1999年ネスレマッキントッシュ(株)⼊社。ネスレコンフェクショナリー(株)マーケティング部ブランドマネージャー、ネスレオーストラリアLtd.、ソシエテ・デ・プロデュイ ネスレS.A.、ネスレ日本(株)執⾏役員コンフェクショナリー事業本部⻑、同新規ビジネス開発本部⻑などを経て、2023年3月より現職。
【報告会レポート】
本報告会は冒頭から「マーケティングに教育は必要か」、「マーケティングに求められるのは経験か教育か」という2つの問題設定について話すためには、そもそもマーケティングをいかにとらえるかが大切だという指摘が槇氏によって行われた。槇氏曰く、「マーケティング≒経営」ととらえる場合と、マーケティングを機能としてとらえる場合とがあるという。さらに槇氏は、自身のマーケティングを「小さな幸せを増やす課題解決」と定め、エンドユーザーやステークホルダー、自社の持続的三法良しを達成できるのがマーケティングだと解説した。

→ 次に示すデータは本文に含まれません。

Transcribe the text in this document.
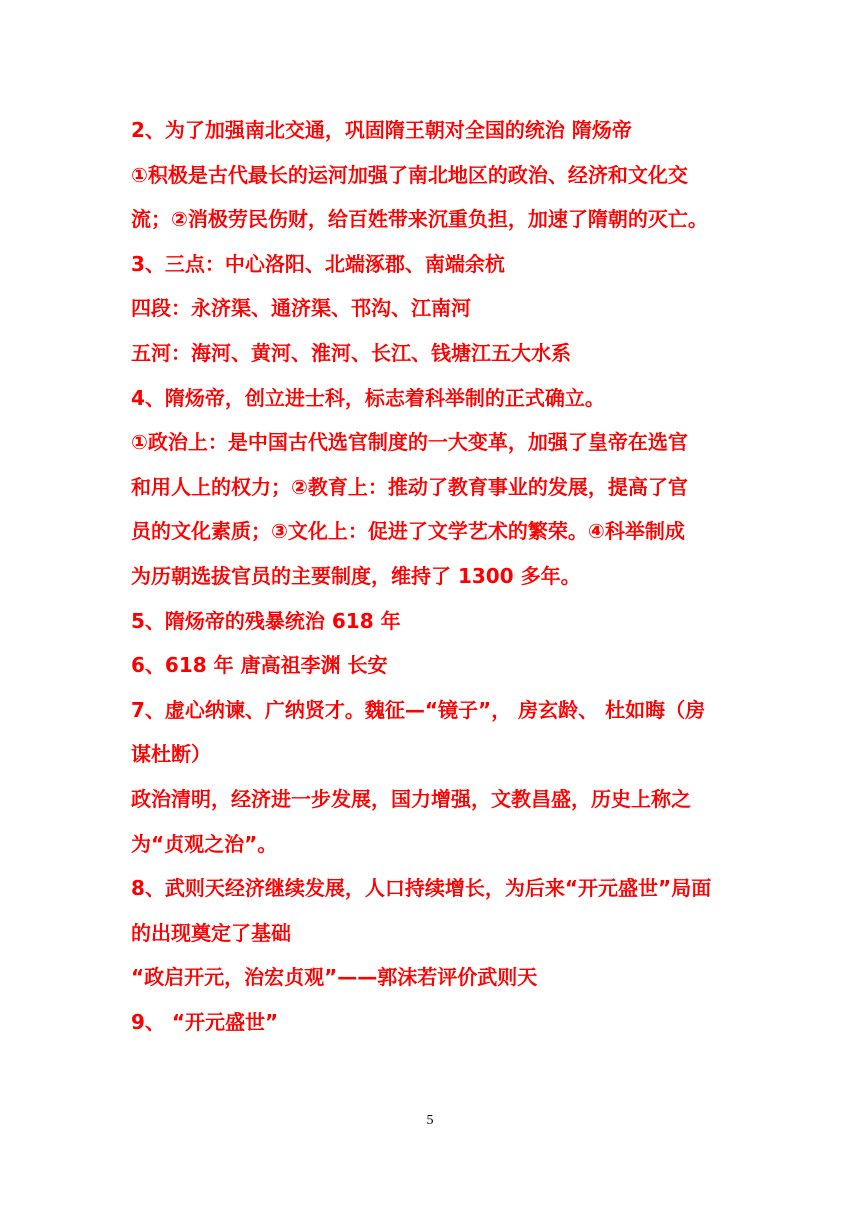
2、为了加强南北交通，巩固隋王朝对全国的统治 隋炀帝
①积极是古代最长的运河加强了南北地区的政治、经济和文化交
流；②消极劳民伤财，给百姓带来沉重负担，加速了隋朝的灭亡。
3、三点：中心洛阳、北端涿郡、南端余杭
四段：永济渠、通济渠、邗沟、江南河
五河：海河、黄河、淮河、长江、钱塘江五大水系
4、隋炀帝，创立进士科，标志着科举制的正式确立。
①政治上：是中国古代选官制度的一大变革，加强了皇帝在选官
和用人上的权力；②教育上：推动了教育事业的发展，提高了官
员的文化素质；③文化上：促进了文学艺术的繁荣。④科举制成
为历朝选拔官员的主要制度，维持了 1300 多年。
5、隋炀帝的残暴统治 618 年
6、618 年 唐高祖李渊 长安
7、虚心纳谏、广纳贤才。魏征—“镜子”， 房玄龄、 杜如晦（房
谋杜断）
政治清明，经济进一步发展，国力增强，文教昌盛，历史上称之
为“贞观之治”。
8、武则天经济继续发展，人口持续增长，为后来“开元盛世”局面
的出现奠定了基础
“政启开元，治宏贞观”——郭沫若评价武则天
9、 “开元盛世”
5
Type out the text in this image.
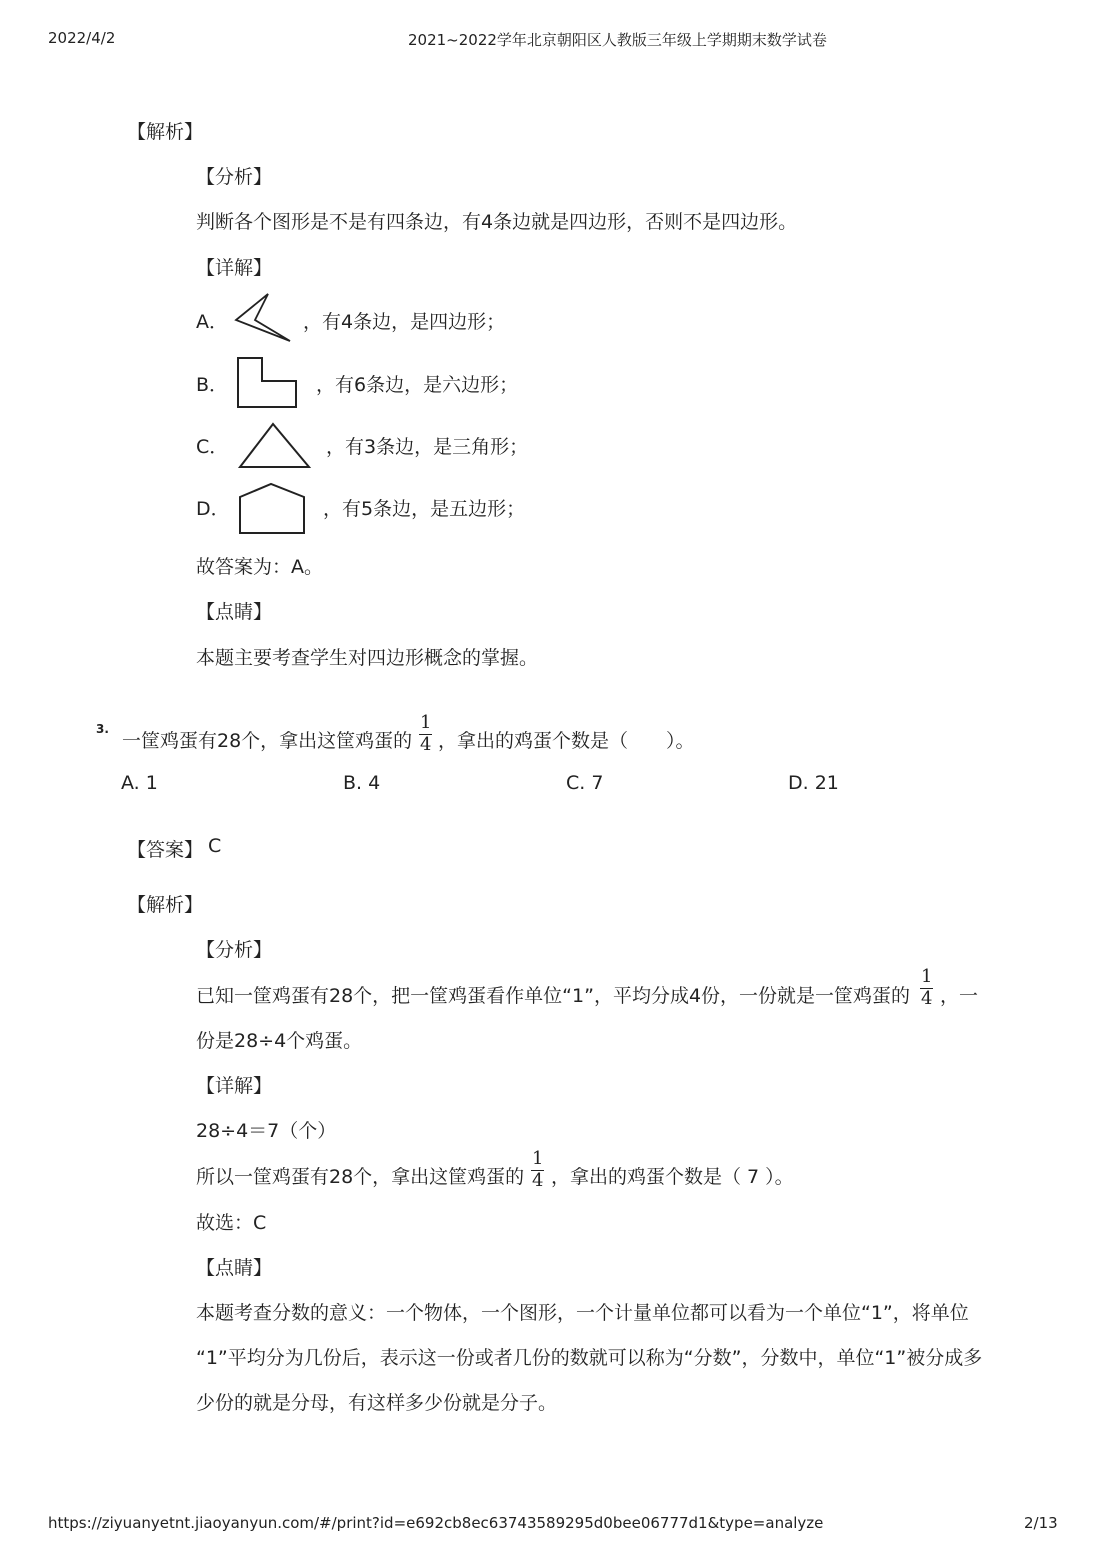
2022/4/2	2021~2022学年北京朝阳区人教版三年级上学期期末数学试卷
【解析】
【分析】
判断各个图形是不是有四条边，有4条边就是四边形，否则不是四边形。
【详解】
A．	，有4条边，是四边形；
B．	，有6条边，是六边形；
C．	，有3条边，是三角形；
D．	，有5条边，是五边形；
故答案为：A。
【点睛】
本题主要考查学生对四边形概念的掌握。
3.
一筐鸡蛋有28个，拿出这筐鸡蛋的
1
4 ，拿出的鸡蛋个数是（　　）。
A. 1	B. 4	C. 7	D. 21
【答案】 C
【解析】
【分析】
已知一筐鸡蛋有28个，把一筐鸡蛋看作单位“1”，平均分成4份，一份就是一筐鸡蛋的
1
4 ，一
份是28÷4个鸡蛋。
【详解】
28÷4＝7（个）
所以一筐鸡蛋有28个，拿出这筐鸡蛋的
1
4 ，拿出的鸡蛋个数是（ 7 ）。
故选：C
【点睛】
本题考查分数的意义：一个物体，一个图形，一个计量单位都可以看为一个单位“1”，将单位
“1”平均分为几份后，表示这一份或者几份的数就可以称为“分数”，分数中，单位“1”被分成多
少份的就是分母，有这样多少份就是分子。
https://ziyuanyetnt.jiaoyanyun.com/#/print?id=e692cb8ec63743589295d0bee06777d1&type=analyze	2/13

そのうえでマーケティング教育には教育機関で行われたりセミナーなどで行われたりする「形式的」なものと、OJTや1on1、メンターの存在など「非形式的」なものがあるというのが槇氏のとらえ方であった。実務においては業務の枠をはみ出るケースが多いため、自ら学ぶ姿勢が求められ、それは形式的な教育だけでは果たしきれないというのが槇氏の経験から解説された。では、その非形式的教育場面において必要なことは何か。槇氏は非形式的教育場面で自身が経験したことから、
・好奇心とロジックで考える癖
・ミスから学んだ経験
・任された責任
・社内外とのコラボレーション
・チューターの存在
という5つに対し、それぞれその必要性が説明された。
大学においても近年は座学だけでなくケースメソッドやPBL(課題解決型学習)といった多様な教育スタイルが存在し、実務家の目線から見てもマーケティング教育がかつてに比べて充実してきていると思えるという。ただし大学教育においては「教育と経験の連鎖」が果たしきれない場面も多いことが指摘された。
【報告会をおえて】
当日フロアからは
・大学の教育に求めるものは何か
・職務におけるマーケティングに向き不向きはあるか
・立場によって失敗できないことがあるが、ミスから学んだ経験を積めなくなったらどうすれば良いのか
といった質問が投げられ、30分の質問時間が全く足りないほどであった。質問時間が足りなくなるというのは、それだけ本研究会のテーマへの興味をもった実務家・研究者が多く存在することの証左であり、今後、継続的に報告会を続けていく必要があると切に感じた次第である。